Инициация

Андрей Ракша
                Инициация – посвятительный обряд
                перевода юношей и девушек в возрастной
                класс взрослых.
               

      – Папка-а-а-а, иди сюда.

     Оранжевый торнадо размытым облаком вывернулся из-за угла дома и, мелькая голыми коленками, проторив в росной траве темный след, с разбега боднул меня давно не стриженой головой в живот. Желтые, в зеленых ресницах, глаза примятых одуванчиков с укоризной смотрели ему вслед.

     – Пойдем, пойдем, я там нашел такое, такое!..

     – Что же такое, вот такое, разэтакое  можно найти на нашем микроскопическом участке? – Запуская пальцы в вызолоченные солнцем волосы сына, смеясь, поинтересовался я.

     – Ну, пойдем, сам увидишь.

     Он мертвой хваткой вцепился в мой палец и, крепко упершись ногами в землю, поволок меня мимо кустов черной смородины, через разросшиеся фонтаны конского щавеля, по зарослям некошеного разнотравья на другой конец дачного угодья.
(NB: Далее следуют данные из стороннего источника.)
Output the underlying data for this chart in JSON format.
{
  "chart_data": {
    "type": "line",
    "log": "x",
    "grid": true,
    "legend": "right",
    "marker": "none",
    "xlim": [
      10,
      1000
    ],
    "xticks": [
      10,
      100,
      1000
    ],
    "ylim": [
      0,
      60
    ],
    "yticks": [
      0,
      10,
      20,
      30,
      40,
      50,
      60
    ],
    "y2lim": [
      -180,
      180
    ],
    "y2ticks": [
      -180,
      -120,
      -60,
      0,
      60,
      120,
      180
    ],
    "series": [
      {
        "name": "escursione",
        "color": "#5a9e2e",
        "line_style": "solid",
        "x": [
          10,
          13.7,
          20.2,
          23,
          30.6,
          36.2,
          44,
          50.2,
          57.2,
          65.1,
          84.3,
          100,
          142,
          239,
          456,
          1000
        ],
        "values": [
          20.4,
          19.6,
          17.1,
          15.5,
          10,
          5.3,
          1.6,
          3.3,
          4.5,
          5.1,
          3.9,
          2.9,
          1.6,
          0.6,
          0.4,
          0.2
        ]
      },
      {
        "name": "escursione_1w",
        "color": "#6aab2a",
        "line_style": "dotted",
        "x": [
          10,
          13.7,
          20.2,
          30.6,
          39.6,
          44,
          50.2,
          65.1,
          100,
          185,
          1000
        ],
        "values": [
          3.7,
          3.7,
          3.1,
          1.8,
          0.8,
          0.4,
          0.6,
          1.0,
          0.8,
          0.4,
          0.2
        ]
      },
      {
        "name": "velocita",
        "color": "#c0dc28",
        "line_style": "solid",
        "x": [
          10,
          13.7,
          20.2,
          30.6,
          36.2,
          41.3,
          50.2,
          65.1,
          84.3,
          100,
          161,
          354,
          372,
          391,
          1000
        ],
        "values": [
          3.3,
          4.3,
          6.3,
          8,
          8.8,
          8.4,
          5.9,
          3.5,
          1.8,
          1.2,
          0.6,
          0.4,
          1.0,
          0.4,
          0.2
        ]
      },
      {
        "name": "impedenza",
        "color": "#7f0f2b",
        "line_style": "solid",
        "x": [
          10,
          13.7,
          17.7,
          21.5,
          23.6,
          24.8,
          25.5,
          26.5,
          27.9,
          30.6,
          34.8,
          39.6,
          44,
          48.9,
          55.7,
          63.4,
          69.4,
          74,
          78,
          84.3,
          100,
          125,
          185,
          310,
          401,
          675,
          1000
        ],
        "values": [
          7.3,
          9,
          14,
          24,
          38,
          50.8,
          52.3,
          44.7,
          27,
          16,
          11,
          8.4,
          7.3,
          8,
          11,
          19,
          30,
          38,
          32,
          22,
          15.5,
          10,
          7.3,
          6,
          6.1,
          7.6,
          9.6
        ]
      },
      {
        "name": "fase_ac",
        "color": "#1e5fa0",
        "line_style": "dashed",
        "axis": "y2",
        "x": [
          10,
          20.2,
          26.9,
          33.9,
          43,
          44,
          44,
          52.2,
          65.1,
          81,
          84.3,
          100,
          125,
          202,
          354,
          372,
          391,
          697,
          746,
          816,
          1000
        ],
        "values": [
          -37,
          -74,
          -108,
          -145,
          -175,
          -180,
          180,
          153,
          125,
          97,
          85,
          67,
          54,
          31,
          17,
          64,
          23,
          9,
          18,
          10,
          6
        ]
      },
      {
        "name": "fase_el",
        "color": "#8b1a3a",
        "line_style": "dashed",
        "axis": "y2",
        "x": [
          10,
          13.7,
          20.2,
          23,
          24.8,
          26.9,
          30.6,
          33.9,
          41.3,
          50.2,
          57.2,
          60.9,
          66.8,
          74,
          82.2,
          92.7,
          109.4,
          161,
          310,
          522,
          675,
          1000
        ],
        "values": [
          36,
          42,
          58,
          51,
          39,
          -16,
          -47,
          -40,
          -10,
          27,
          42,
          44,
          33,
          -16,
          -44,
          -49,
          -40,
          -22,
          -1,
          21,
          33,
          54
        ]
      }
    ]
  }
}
Он тащил меня упорно и целенаправленно, как портовый катерок влечет океанский лайнер, а я шел за ним, слегка упираясь и глядя на гибкую, одетую в оранжевые шортики, фигурку, на узловатые коленки, на худенькие загорелые лопатки и упругую, словно ореховый прутик, вцепившуюся в меня мальчишескую руку, и чувствовал, как плавится моя душа и закипает внутри неудержимое желание закричать на всю округу:

     – Смотрите, это мой сын, такого еще не было на свете!

     Низколетящие косые лучи утреннего солнца, пробив в яблоневой кроне многоугольные дрожащие отверстия, разбросали по поляне россыпь бронзовых монет. Укрывшаяся в густой листве, неприметная садовая пичуга тоненько высвистывала свою незамысловатую двухтоновую партию. Вечно озадаченные муравьи, поднявшись спозаранку по корявому стволу яблони, доили зеленую скотинку и  деловито сновали вверх и вниз, приводя в порядок свое подсобное хозяйство. Заторможенный клоп-вонючка  уже насосался утренней росы и, пристроившись на краю широкого листа, слегка попахивая и лениво шевеля короткими усиками, щурился навстречу возносящемуся солнцу.               
               
     Когда-то здесь, на поляне, были грядки с ремонтантной клубникой. Хотя разросшаяся трава напрочь забила нежную садовую культуру, кое-какие кустики еще продолжали безнадежно сопротивляться,  выбрасывая во все стороны гибкие длинные усы и производя на свет редкие, но, как и прежде душистые, ярко-красные сердечки.

     Каждое  утро, пока я еще спал, это неугомонное шестилетнее создание, забравшись босыми ногами в мои резиновые сапоги, выходило на промысел. Копаясь в сложнейшем травяном переплетении, ему случалось набирать хорошую кружку ароматных, сладких ягод, которыми он самоотверженно делился со мной.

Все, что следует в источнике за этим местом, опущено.